Enhanced AI as a Service at the Edge via Transformer Network
Vahid Pourakbar, Hamed Shah-Mansouri
TL;DR
The paper addresses energy-efficient DNN inference offloading in mobile edge computing by modeling each task as a DAG and formulating a combinatorial optimization to minimize device energy under latency and capacity constraints. It introduces a transformer-based DNN to learn offloading policies from historical problem instances, producing near-optimal solutions in polynomial time. The dataset focuses on common architectures such as MobileNetV1, ResNet18, and VGG16, trained with Adam on a penalized objective. Experimental results show energy reductions up to 18% per completed task and lower task failure rates in resource-constrained MEC settings, highlighting the practical potential for scalable AIaaS at the edge.
Abstract
Artificial intelligence (AI) has become a pivotal force in reshaping next generation mobile networks. Edge computing holds promise in enabling AI as a service (AIaaS) for prompt decision-making by offloading deep neural network (DNN) inference tasks to the edge. However, current methodologies exhibit limitations in efficiently offloading the tasks, leading to possible resource underutilization and waste of mobile devices' energy.

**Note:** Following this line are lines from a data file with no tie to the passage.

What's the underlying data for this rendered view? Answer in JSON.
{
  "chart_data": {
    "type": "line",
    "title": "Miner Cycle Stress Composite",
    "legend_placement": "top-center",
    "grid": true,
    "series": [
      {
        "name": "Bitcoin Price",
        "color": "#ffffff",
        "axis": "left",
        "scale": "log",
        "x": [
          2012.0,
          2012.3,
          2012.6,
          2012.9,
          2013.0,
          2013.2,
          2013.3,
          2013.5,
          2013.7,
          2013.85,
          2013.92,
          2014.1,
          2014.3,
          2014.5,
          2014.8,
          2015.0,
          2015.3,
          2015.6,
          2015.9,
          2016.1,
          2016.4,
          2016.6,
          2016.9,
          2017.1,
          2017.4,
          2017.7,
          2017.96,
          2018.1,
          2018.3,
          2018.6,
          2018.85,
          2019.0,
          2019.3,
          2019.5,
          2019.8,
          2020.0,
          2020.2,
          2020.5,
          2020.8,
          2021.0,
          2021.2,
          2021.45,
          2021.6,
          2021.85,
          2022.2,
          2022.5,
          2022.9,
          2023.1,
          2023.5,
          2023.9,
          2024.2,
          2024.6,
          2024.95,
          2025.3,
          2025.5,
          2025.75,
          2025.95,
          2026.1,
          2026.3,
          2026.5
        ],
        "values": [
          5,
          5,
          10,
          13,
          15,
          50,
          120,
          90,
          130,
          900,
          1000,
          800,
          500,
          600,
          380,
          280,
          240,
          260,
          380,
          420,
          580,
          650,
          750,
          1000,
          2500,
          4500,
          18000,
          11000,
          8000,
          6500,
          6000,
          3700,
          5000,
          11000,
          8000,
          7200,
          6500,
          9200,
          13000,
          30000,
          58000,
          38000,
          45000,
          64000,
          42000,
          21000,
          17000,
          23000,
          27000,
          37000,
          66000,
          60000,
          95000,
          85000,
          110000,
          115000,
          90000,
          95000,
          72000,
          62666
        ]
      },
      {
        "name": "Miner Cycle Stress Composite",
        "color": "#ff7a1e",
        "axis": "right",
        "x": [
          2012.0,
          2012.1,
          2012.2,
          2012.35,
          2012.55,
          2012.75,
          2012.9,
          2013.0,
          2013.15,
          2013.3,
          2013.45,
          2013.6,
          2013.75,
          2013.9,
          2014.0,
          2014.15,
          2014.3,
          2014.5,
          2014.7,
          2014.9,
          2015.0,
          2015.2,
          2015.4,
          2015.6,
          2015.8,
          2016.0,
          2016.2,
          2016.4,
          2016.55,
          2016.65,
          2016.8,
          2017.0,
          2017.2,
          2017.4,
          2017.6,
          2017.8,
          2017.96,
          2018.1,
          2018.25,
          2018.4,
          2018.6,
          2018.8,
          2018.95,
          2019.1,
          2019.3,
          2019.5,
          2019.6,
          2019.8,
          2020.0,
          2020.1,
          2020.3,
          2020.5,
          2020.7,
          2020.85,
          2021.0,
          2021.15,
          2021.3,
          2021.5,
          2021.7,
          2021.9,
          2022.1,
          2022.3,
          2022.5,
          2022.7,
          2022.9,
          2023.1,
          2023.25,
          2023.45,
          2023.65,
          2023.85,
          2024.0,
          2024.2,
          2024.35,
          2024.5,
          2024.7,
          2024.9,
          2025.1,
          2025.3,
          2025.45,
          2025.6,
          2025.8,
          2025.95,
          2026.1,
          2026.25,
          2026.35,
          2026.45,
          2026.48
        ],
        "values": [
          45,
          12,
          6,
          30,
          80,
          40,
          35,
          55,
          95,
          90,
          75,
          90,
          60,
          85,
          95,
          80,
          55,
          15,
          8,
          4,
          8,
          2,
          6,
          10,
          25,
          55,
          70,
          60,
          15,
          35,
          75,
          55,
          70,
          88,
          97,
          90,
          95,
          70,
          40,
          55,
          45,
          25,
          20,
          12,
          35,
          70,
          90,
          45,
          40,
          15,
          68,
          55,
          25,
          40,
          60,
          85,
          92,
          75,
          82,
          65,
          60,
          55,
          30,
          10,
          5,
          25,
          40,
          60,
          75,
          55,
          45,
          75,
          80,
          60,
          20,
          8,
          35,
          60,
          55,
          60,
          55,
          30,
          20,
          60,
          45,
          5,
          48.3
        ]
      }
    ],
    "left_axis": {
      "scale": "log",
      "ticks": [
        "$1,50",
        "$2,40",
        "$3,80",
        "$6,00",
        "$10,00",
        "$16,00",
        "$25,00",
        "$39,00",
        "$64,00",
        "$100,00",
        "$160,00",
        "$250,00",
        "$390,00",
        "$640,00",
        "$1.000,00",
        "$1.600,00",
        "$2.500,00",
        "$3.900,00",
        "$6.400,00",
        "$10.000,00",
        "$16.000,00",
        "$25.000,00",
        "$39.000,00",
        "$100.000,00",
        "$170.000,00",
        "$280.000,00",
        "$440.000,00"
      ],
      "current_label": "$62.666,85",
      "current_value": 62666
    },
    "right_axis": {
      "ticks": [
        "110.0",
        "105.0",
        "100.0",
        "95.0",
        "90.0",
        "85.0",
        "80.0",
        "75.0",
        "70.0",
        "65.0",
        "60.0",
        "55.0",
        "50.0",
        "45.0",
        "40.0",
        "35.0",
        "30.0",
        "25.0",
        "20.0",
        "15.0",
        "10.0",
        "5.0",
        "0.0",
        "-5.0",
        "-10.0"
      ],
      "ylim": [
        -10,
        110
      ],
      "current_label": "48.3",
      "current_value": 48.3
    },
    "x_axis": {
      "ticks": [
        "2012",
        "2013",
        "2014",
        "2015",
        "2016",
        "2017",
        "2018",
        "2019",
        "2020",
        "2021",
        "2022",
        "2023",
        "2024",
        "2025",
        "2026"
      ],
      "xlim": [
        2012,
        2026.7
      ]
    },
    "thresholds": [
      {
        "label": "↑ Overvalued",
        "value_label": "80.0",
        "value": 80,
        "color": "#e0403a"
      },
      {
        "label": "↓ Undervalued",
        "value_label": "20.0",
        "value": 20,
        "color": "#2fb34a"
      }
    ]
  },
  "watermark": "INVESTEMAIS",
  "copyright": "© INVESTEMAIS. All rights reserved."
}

To tackle these issues, in this paper, we study AIaaS at the edge and propose an efficient offloading mechanism for renowned DNN architectures like ResNet and VGG16. We model the inference tasks as directed acyclic graphs and formulate a problem that aims to minimize the devices' energy consumption while adhering to their latency requirements and accounting for servers' capacity. To effectively solve this problem, we utilize a transformer DNN architecture. By training on historical data, we obtain a feasible and near-optimal solution to the problem. Our findings reveal that the proposed transformer model improves energy efficiency compared to established baseline schemes. Notably, when edge computing resources are limited, our model exhibits an 18\% reduction in energy consumption and significantly decreases task failure compared to existing works.